Pedrito se encogió de hombros con impaciencia y replicó:
—Amigo Oullier, permitid que os diga que desconfío de vuestra perspicacia en amor.
—Tal vez tengáis razón —contestó el vendeano—; mas si tanto desea el baroncito un enlace, que es la mayor honra que puede esperar, ¿por qué ha salido con tanta precipitación del cortijo, vagando por esos cerros como un loco toda la noche?
—Si su ausencia ha durado toda la noche, será indudablemente porque la felicidad le embarga los sentidos y no le dejaba un momento de reposo; por otra parte, casi afirmaría, sin temor de equivocarme, que si ha salido tan a deshora ha sido por atenciones al servicio mejor que por un simple capricho.
—¡Quiera Dios que así sea! No soy, felizmente, de los hombres que sólo piensan en sí mismos, puesto que el egoísmo no cabe en mi corazón; y aunque, estoy decidido a salir del castillo el día que en él entre el barón, no dejaré de rogar a Dios que bendiga a la que tan ciegamente le ama: siempre vigilaré todos sus actos y trataré de que no se realicen mis presentimientos.
—Gracias, querido Oullier; siendo así, ya puedo confiar que en lo sucesivo no pondréis mal gesto a mi pobre protegido. ¿Me lo prometéis?
—Os prometo guardar mi rencor y mi desconfianza en lo más recóndito del corazón y no manifestarlo sino en el desgraciado caso que vuestro protegido lo justifique con su proceder; pero no me pidáis un sacrificio superior a mis fuerzas; yo no puedo quererle ni apreciarle.
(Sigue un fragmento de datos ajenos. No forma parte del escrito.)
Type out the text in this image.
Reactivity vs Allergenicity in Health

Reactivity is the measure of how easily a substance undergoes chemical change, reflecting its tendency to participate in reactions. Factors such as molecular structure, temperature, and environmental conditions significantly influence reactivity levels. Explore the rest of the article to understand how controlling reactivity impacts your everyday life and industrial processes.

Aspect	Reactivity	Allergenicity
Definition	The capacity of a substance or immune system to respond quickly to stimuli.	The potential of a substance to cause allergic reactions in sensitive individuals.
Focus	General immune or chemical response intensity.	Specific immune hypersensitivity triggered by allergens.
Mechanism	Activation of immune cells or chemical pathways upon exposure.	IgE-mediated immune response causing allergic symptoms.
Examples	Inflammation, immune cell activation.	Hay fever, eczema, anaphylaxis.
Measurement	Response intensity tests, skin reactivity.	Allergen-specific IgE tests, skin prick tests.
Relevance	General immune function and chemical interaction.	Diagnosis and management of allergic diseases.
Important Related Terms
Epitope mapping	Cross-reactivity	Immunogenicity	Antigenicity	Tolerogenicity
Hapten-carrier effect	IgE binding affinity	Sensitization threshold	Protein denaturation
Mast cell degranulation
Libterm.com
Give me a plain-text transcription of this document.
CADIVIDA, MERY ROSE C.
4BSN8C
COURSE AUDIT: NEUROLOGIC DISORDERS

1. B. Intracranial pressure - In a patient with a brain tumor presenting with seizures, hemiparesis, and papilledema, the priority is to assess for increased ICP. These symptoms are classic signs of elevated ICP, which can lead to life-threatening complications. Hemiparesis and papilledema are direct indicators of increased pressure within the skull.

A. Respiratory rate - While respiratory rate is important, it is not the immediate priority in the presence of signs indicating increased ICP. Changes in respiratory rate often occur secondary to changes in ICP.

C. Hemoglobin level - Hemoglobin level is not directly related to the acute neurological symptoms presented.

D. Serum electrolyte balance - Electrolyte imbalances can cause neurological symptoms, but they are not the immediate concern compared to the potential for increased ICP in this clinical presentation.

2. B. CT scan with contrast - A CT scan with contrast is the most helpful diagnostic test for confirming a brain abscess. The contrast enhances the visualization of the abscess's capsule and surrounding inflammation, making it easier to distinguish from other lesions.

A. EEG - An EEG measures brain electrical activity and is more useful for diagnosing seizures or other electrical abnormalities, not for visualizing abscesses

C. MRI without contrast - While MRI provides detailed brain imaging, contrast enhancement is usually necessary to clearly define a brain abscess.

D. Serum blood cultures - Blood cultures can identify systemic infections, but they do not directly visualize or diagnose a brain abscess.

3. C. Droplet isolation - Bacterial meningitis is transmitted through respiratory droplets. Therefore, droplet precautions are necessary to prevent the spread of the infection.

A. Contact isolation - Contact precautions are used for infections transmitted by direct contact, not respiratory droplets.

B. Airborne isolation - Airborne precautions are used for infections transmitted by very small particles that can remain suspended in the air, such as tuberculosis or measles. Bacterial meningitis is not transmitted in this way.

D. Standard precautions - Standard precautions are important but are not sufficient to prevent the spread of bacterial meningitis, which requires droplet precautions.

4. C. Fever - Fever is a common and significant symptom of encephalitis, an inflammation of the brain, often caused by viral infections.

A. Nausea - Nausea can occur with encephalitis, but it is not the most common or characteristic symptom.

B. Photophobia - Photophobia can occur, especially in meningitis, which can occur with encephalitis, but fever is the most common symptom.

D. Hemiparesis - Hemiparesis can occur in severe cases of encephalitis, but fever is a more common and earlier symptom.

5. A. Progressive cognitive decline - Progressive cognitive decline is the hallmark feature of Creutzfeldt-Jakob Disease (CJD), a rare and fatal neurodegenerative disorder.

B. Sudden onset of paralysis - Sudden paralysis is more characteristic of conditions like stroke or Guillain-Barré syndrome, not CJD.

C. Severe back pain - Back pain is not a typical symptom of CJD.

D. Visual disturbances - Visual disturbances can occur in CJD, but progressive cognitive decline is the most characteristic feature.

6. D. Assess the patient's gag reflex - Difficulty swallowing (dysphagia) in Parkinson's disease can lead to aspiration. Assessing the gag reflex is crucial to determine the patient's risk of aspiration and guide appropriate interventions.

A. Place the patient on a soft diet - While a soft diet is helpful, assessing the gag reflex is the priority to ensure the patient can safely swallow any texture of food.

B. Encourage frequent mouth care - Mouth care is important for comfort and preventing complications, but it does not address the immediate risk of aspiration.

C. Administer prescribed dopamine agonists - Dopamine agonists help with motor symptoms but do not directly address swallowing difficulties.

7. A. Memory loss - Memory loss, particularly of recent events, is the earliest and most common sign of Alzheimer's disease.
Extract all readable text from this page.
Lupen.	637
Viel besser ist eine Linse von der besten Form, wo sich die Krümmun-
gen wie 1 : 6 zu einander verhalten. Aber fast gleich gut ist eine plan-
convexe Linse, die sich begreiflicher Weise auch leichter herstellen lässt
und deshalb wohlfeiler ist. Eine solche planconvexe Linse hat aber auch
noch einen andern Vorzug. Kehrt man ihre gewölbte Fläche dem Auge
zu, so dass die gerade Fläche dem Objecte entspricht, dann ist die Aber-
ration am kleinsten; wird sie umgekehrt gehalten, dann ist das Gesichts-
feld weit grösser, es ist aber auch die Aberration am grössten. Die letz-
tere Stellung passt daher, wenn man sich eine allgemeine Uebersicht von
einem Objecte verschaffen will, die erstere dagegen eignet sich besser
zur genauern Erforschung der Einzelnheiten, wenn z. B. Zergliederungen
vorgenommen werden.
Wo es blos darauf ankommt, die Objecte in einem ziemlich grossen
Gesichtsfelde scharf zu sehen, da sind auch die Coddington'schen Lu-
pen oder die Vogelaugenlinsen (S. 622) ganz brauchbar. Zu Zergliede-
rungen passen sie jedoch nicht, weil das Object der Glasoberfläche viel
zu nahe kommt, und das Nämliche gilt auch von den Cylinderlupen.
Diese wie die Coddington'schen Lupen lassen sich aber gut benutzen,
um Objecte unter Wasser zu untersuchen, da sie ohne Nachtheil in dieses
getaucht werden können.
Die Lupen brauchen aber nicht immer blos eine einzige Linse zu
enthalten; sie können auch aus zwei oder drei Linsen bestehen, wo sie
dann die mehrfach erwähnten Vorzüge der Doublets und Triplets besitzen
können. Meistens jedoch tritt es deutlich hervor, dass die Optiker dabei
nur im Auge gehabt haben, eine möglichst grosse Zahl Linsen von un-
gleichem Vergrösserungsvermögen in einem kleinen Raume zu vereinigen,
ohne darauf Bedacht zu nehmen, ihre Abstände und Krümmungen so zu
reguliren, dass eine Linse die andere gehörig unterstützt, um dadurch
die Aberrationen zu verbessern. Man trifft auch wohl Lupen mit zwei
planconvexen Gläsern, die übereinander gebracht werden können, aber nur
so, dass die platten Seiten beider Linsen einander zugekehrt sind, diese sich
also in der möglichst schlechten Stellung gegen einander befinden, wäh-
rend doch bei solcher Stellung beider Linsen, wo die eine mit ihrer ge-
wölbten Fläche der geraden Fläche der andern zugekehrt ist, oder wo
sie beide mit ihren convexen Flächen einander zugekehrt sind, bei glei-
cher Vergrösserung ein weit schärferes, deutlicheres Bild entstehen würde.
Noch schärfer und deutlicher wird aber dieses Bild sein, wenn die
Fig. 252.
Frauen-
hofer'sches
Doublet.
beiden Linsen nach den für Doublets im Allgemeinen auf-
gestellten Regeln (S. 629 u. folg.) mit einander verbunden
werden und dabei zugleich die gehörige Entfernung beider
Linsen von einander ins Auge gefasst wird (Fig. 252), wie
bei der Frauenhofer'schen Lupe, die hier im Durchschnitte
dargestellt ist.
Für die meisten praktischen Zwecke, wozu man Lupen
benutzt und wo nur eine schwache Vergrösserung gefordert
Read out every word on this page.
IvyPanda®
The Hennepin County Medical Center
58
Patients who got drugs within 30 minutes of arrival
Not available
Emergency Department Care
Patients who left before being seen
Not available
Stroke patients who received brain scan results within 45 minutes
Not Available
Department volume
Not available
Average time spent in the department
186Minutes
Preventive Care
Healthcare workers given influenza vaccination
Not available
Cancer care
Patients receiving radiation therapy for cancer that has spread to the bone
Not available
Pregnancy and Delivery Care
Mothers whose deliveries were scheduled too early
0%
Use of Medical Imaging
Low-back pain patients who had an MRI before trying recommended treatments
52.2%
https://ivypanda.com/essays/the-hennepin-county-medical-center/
—¡Raza indomable! —murmuró Pedrito a media voz—, verdad es que eso te engrandece y vigoriza.
—Sí —replicó Oullier a esa especie de aparte—, sí, nosotros apenas tenemos más que un amor y un odio. ¿Seríais vos quién lo lamentara, señor Pedrito?
Y miró de hito en hito al joven como si le desafiara con respeto.
—No —repuso este—, y líbreme Dios de hacerlo, pues la adhesión de los vendeanos es cuanto le queda a Enrique V de una monarquía de cuatro siglos, aunque esto no basta, según parece.
—¿Quién lo dice? —exclamó Juan Oullier levantándose con gesto amenazador.
—Más tarde lo sabréis; hemos hablado de vuestros asuntos, Oullier, y no me duele, pues esta conversación ha dado tregua a mis tristes pensamientos; horas es ya de dedicarme a mis negocios. ¿Han dado las cuatro?
—Las cuatro y media.
—Despertad a los amigos; a ellos la política no les roba el reposo a mí sí, mi política es el amor maternal. Id, amigo mío.
Juan Oullier salió, y Pedrito, cabizbajo, dio algunas vueltas por la pieza. Presa de la mayor impaciencia y desesperación, retorcíase las manos y golpeaba con el pie el suelo, y al sentarse nuevamente a la chimenea, con el pecho oprimido, dos gruesas lágrimas rodaban por sus mejillas. En seguida se arrodilló rogando al Señor, único dispensador de tronos, que le guiara y le diese fuerzas para dar cima a su propósito, o resignación para sobrellevar un infortunio.